Maintain your head alignment with your thoracic upper.

Floor y t i raises exercise. The snazzily named y t i raises target the muscles of your upper back that stabilize your shoulder blades and strengthen your shoulder muscles. Instructions lie facedown on the floor with your shoulders fixed out on a diagonal angle so that your hands line up with ears. You ll simply perform 8 to 12 repetitions of each exercise one after the other without resting. Execute them with perfect form using the complete instructions below.

Step 2 keeping your core tight and your arms straight raise your. The floor y raise is an isolation bodyweight exercise that strengthens and targets the shoulders upper back and traps.

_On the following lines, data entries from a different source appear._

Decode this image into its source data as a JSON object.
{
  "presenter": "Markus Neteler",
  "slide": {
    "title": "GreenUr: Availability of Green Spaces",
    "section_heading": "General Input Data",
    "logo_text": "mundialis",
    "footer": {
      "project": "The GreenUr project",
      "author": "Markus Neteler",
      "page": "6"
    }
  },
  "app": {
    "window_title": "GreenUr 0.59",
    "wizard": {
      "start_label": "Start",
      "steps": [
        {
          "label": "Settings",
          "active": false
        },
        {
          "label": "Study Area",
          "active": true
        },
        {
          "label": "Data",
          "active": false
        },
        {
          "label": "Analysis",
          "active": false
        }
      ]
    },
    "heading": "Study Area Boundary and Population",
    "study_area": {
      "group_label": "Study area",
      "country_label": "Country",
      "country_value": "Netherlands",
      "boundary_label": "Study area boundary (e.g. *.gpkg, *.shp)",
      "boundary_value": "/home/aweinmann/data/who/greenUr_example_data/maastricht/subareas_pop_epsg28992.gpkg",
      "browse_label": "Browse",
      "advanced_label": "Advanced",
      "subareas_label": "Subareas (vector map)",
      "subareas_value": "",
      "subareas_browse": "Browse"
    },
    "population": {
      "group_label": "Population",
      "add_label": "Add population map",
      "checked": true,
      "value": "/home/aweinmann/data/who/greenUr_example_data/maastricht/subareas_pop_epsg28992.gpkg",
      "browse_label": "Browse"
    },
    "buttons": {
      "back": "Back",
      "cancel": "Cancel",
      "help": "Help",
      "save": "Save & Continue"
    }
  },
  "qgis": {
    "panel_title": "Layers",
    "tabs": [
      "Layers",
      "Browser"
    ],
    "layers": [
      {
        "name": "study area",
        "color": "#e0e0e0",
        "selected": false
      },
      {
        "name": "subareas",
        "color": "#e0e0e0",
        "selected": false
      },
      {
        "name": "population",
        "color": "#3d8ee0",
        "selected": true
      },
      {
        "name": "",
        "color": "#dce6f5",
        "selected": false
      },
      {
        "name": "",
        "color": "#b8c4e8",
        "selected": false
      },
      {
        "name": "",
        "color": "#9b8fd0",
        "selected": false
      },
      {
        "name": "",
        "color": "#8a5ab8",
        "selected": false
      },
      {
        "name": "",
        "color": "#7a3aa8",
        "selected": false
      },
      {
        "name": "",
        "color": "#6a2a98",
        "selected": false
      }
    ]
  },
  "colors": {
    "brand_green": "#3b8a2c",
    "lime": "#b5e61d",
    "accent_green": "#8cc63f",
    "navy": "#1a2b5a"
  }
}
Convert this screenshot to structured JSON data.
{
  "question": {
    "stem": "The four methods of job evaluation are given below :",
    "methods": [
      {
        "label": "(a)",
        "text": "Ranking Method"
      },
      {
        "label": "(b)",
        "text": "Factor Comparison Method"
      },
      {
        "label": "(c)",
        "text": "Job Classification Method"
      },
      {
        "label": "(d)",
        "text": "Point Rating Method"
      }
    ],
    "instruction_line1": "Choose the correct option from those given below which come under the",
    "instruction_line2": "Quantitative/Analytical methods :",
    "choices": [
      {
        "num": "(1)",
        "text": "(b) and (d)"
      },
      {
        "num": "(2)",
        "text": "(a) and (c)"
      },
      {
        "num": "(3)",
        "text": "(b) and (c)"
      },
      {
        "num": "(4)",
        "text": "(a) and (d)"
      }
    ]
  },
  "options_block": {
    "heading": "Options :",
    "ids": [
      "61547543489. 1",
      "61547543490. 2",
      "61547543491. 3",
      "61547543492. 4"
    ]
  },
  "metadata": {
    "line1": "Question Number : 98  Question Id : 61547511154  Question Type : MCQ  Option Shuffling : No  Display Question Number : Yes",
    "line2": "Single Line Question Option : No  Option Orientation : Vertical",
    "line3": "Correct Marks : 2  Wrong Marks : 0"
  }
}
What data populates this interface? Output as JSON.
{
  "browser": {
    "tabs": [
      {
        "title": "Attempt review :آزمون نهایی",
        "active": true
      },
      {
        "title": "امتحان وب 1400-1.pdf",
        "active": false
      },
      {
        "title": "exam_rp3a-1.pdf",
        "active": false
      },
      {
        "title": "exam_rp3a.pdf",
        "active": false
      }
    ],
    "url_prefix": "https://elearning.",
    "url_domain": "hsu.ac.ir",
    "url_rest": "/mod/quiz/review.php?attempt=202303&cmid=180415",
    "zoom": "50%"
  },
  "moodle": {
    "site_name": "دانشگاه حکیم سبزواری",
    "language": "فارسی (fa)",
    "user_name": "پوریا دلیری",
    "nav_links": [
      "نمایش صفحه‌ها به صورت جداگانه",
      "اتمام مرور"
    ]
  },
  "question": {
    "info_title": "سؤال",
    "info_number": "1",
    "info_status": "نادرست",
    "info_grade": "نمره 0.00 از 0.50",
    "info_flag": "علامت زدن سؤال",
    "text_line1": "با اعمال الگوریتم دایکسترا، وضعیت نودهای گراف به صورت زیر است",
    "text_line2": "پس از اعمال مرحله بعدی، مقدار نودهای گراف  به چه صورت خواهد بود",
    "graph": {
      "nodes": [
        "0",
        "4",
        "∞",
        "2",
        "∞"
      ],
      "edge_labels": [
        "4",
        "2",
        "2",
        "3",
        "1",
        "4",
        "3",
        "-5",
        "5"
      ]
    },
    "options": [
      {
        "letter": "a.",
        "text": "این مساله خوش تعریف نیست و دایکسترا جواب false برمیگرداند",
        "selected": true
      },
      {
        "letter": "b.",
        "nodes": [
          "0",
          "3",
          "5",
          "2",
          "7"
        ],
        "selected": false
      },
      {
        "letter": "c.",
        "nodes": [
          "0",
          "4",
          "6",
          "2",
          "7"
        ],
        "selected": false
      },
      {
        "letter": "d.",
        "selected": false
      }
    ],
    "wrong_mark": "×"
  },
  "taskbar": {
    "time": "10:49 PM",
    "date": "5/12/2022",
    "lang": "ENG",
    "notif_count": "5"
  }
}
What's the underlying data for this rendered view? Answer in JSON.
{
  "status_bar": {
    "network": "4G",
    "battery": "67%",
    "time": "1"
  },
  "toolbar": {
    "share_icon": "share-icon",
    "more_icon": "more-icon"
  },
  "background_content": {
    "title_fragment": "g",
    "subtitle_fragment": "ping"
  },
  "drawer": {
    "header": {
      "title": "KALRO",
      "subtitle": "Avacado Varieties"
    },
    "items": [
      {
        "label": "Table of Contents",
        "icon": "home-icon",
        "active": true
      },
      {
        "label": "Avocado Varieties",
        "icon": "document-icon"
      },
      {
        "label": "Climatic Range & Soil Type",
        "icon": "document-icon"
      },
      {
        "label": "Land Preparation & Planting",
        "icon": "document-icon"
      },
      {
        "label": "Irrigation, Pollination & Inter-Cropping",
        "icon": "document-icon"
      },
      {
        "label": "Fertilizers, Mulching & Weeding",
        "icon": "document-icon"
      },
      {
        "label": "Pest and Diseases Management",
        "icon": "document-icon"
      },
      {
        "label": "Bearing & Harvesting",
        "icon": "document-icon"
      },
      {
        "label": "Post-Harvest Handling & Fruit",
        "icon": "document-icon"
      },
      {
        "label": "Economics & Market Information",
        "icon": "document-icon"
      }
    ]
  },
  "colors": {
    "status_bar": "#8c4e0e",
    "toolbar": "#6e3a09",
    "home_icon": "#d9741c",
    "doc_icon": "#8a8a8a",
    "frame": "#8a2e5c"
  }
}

Lie facedown on the floor with your arms resting on the floor above your head completely straight and at a 30 degree angle to your body so your body forms a y shape. This is a three exercise combination move.

Step 1 lie facedown on the floor with your arms straight out to your sides and your thumbs pointing up. So do 8 to 12 reps of the floor y raise followed immediately by 8 to 12 reps of the floor t raise followed immediately by 8 to 12 reps of the floor i raise. From the same starting position gently exhale and slowly lift your arms off the floor flexing bending your elbows and dropping them to a 45 degree angle to the sides of your body as illustrated with palms facing inward w formation to form the letter w. A trio of exercises known as floor y t i raises.